Synopsis of “and who sees the mystery”

Following the repatriation in 2010 of the Paul Bowles Collection of Moroccan traditional music from Washington to Tangier, Zouheir Atbane and Gilles Aubry started a collaborative artistic research focused on the reception of these recordings in today’s Morocco, in relation to contemporary discourse about cultural preservation.

The first outcome of this project is the sound installation “and who sees the mystery” following their residency in Tafraout, a village where Paul Bowles recorded an ‘Ahwach’ music performance in 1959.
 In collaboration with local musicians and other inhabitants, the artists deliver an interpretation of the return of these music recordings to their original location, including the documentation of listening sessions, discussions and musical practice. The work deals with the politics of invisibility by establishing correspondences between Paul Bowles as an ‘invisible spectator’, the veil as a strategy of resistance against colonialism by the women of the Addal music ensemble and the Pythagorean curtain of French acousmatic music.


About the artist

photo gillesaubry

Gilles Aubry is a Swiss sound artist based in Berlin since 2002. He uses location recordings, sound archives, music and interviews to create live performances, sound installations, publications and ‘movies without pictures’. Informed by researches on cultural, material and historical aspects of sound production and reception, his works address the politics of the audible.

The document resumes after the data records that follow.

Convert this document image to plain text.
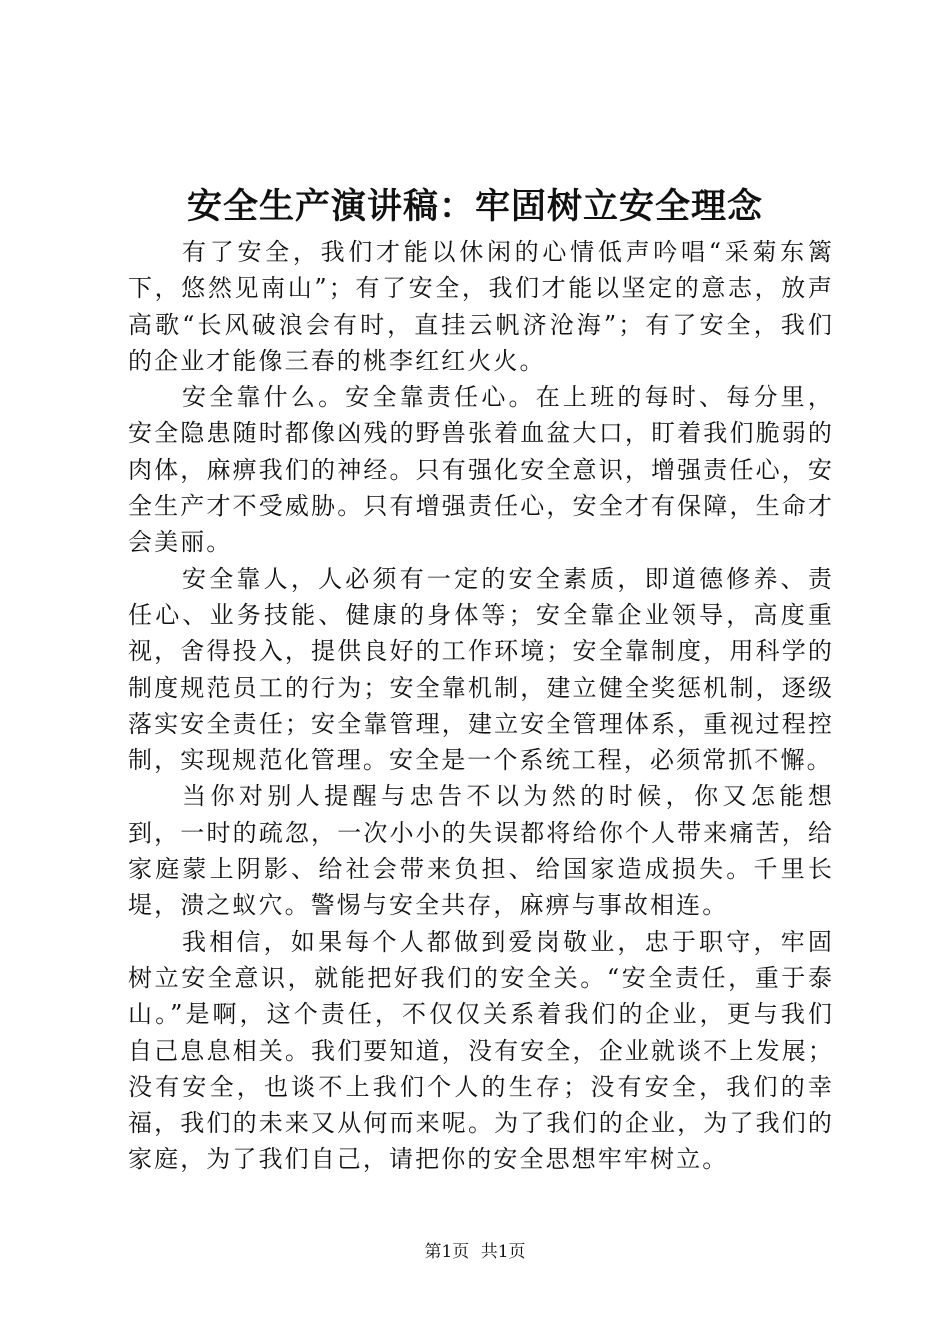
安全生产演讲稿：牢固树立安全理念

有了安全，我们才能以休闲的心情低声吟唱“采菊东篱下，悠然见南山”；有了安全，我们才能以坚定的意志，放声高歌“长风破浪会有时，直挂云帆济沧海”；有了安全，我们的企业才能像三春的桃李红红火火。

安全靠什么。安全靠责任心。在上班的每时、每分里，安全隐患随时都像凶残的野兽张着血盆大口，盯着我们脆弱的肉体，麻痹我们的神经。只有强化安全意识，增强责任心，安全生产才不受威胁。只有增强责任心，安全才有保障，生命才会美丽。

安全靠人，人必须有一定的安全素质，即道德修养、责任心、业务技能、健康的身体等；安全靠企业领导，高度重视，舍得投入，提供良好的工作环境；安全靠制度，用科学的制度规范员工的行为；安全靠机制，建立健全奖惩机制，逐级落实安全责任；安全靠管理，建立安全管理体系，重视过程控制，实现规范化管理。安全是一个系统工程，必须常抓不懈。

当你对别人提醒与忠告不以为然的时候，你又怎能想到，一时的疏忽，一次小小的失误都将给你个人带来痛苦，给家庭蒙上阴影、给社会带来负担、给国家造成损失。千里长堤，溃之蚁穴。警惕与安全共存，麻痹与事故相连。

我相信，如果每个人都做到爱岗敬业，忠于职守，牢固树立安全意识，就能把好我们的安全关。“安全责任，重于泰山。”是啊，这个责任，不仅仅关系着我们的企业，更与我们自己息息相关。我们要知道，没有安全，企业就谈不上发展；没有安全，也谈不上我们个人的生存；没有安全，我们的幸福，我们的未来又从何而来呢。为了我们的企业，为了我们的家庭，为了我们自己，请把你的安全思想牢牢树立。

第1页 共1页
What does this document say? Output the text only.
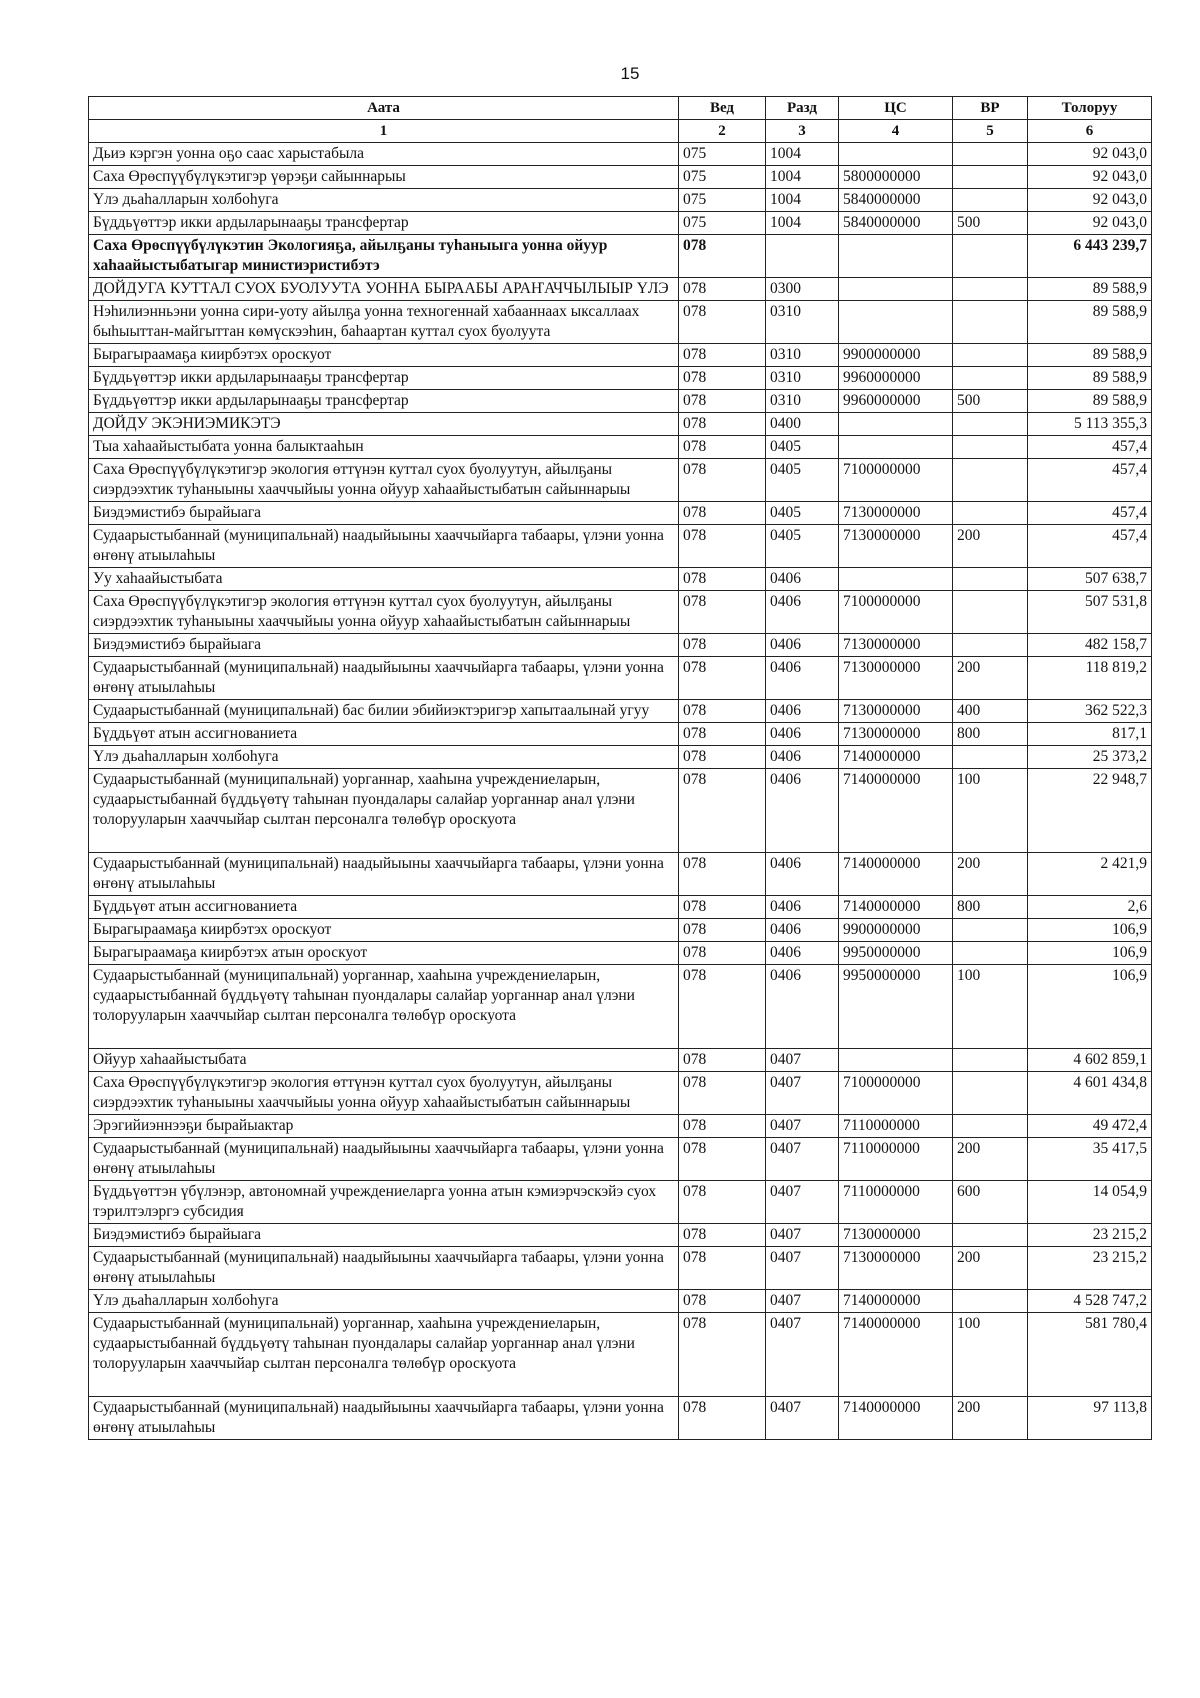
15
Аата	Вед	Разд	ЦС	ВР	Толоруу
1	2	3	4	5	6
Дьиэ кэргэн уонна оҕо саас харыстабыла	075	1004			92 043,0
Саха Өрөспүүбүлүкэтигэр үөрэҕи сайыннарыы	075	1004	5800000000		92 043,0
Үлэ дьаһалларын холбоһуга	075	1004	5840000000		92 043,0
Бүддьүөттэр икки ардыларынааҕы трансфертар	075	1004	5840000000	500	92 043,0
Саха Өрөспүүбүлүкэтин Экологияҕа, айылҕаны туһаныыга уонна ойуур хаһаайыстыбатыгар министиэристибэтэ	078				6 443 239,7
ДОЙДУГА КУТТАЛ СУОХ БУОЛУУТА УОННА БЫРААБЫ АРАҤАЧЧЫЛЫЫР ҮЛЭ	078	0300			89 588,9
Нэһилиэнньэни уонна сири-уоту айылҕа уонна техногеннай хабааннаах ыксаллаах быһыыттан-майгыттан көмүскээһин, баһаартан куттал суох буолуута	078	0310			89 588,9
Бырагыраамаҕа киирбэтэх ороскуот	078	0310	9900000000		89 588,9
Бүддьүөттэр икки ардыларынааҕы трансфертар	078	0310	9960000000		89 588,9
Бүддьүөттэр икки ардыларынааҕы трансфертар	078	0310	9960000000	500	89 588,9
ДОЙДУ ЭКЭНИЭМИКЭТЭ	078	0400			5 113 355,3
Тыа хаһаайыстыбата уонна балыктааһын	078	0405			457,4
Саха Өрөспүүбүлүкэтигэр экология өттүнэн куттал суох буолуутун, айылҕаны сиэрдээхтик туһаныыны хааччыйыы уонна ойуур хаһаайыстыбатын сайыннарыы	078	0405	7100000000		457,4
Биэдэмистибэ бырайыага	078	0405	7130000000		457,4
Судаарыстыбаннай (муниципальнай) наадыйыыны хааччыйарга табаары, үлэни уонна өҥөнү атыылаһыы	078	0405	7130000000	200	457,4
Уу хаһаайыстыбата	078	0406			507 638,7
Саха Өрөспүүбүлүкэтигэр экология өттүнэн куттал суох буолуутун, айылҕаны сиэрдээхтик туһаныыны хааччыйыы уонна ойуур хаһаайыстыбатын сайыннарыы	078	0406	7100000000		507 531,8
Биэдэмистибэ бырайыага	078	0406	7130000000		482 158,7
Судаарыстыбаннай (муниципальнай) наадыйыыны хааччыйарга табаары, үлэни уонна өҥөнү атыылаһыы	078	0406	7130000000	200	118 819,2
Судаарыстыбаннай (муниципальнай) бас билии эбийиэктэригэр хапытаалынай угуу	078	0406	7130000000	400	362 522,3
Бүддьүөт атын ассигнованиета	078	0406	7130000000	800	817,1
Үлэ дьаһалларын холбоһуга	078	0406	7140000000		25 373,2
Судаарыстыбаннай (муниципальнай) уорганнар, хааһына учреждениеларын, судаарыстыбаннай бүддьүөтү таһынан пуондалары салайар уорганнар анал үлэни толорууларын хааччыйар сылтан персоналга төлөбүр ороскуота	078	0406	7140000000	100	22 948,7
Судаарыстыбаннай (муниципальнай) наадыйыыны хааччыйарга табаары, үлэни уонна өҥөнү атыылаһыы	078	0406	7140000000	200	2 421,9
Бүддьүөт атын ассигнованиета	078	0406	7140000000	800	2,6
Бырагыраамаҕа киирбэтэх ороскуот	078	0406	9900000000		106,9
Бырагыраамаҕа киирбэтэх атын ороскуот	078	0406	9950000000		106,9
Судаарыстыбаннай (муниципальнай) уорганнар, хааһына учреждениеларын, судаарыстыбаннай бүддьүөтү таһынан пуондалары салайар уорганнар анал үлэни толорууларын хааччыйар сылтан персоналга төлөбүр ороскуота	078	0406	9950000000	100	106,9
Ойуур хаһаайыстыбата	078	0407			4 602 859,1
Саха Өрөспүүбүлүкэтигэр экология өттүнэн куттал суох буолуутун, айылҕаны сиэрдээхтик туһаныыны хааччыйыы уонна ойуур хаһаайыстыбатын сайыннарыы	078	0407	7100000000		4 601 434,8
Эрэгийиэннээҕи бырайыактар	078	0407	7110000000		49 472,4
Судаарыстыбаннай (муниципальнай) наадыйыыны хааччыйарга табаары, үлэни уонна өҥөнү атыылаһыы	078	0407	7110000000	200	35 417,5
Бүддьүөттэн үбүлэнэр, автономнай учреждениеларга уонна атын кэмиэрчэскэйэ суох тэрилтэлэргэ субсидия	078	0407	7110000000	600	14 054,9
Биэдэмистибэ бырайыага	078	0407	7130000000		23 215,2
Судаарыстыбаннай (муниципальнай) наадыйыыны хааччыйарга табаары, үлэни уонна өҥөнү атыылаһыы	078	0407	7130000000	200	23 215,2
Үлэ дьаһалларын холбоһуга	078	0407	7140000000		4 528 747,2
Судаарыстыбаннай (муниципальнай) уорганнар, хааһына учреждениеларын, судаарыстыбаннай бүддьүөтү таһынан пуондалары салайар уорганнар анал үлэни толорууларын хааччыйар сылтан персоналга төлөбүр ороскуота	078	0407	7140000000	100	581 780,4
Судаарыстыбаннай (муниципальнай) наадыйыыны хааччыйарга табаары, үлэни уонна өҥөнү атыылаһыы	078	0407	7140000000	200	97 113,8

In 2011, Aubry has been a guest artist of the Global Prayers project, carrying an artistic research about the use of audio amplification technology by christian charismatic churches in Kinshasa and Berlin. His installations Pluie de Feu and The Laman Encounter have been presented at NGBK Gallery in Berlin and Camera Austria in Graz in 2011, and as a performance at the House of World Cultures (HKW) in Berlin in 2012. His work Notes via a Soundscape of Bollywood, based on a sonic research about the Mumbai film-industry, was presented as an installation at the House of electronic Arts in Basel in 2013 and premiered as a movie at FID Marseille in 2014. His latest work and who sees the mystery documents a research on the return in Morocco of the Paul Bowles Moroccan music collection and was presented at Marrakech Biennale 2014.

Aubry is also a member of Berlin-based experimental noise band MONNO and has released several solo records on labels such as Winds Measure, Cronica Electronica, Gruenrekorder and Absinth Records. His last audio/book publication on documents his research on sonic materialities in Christian churches in Kinshasa.


This event is co-organized by swissnex Boston, Non-Event and the Sensory Ethnography Lab at Harvard University. It is free and open to the public – registration recommended. Light refreshments will be served after the performance.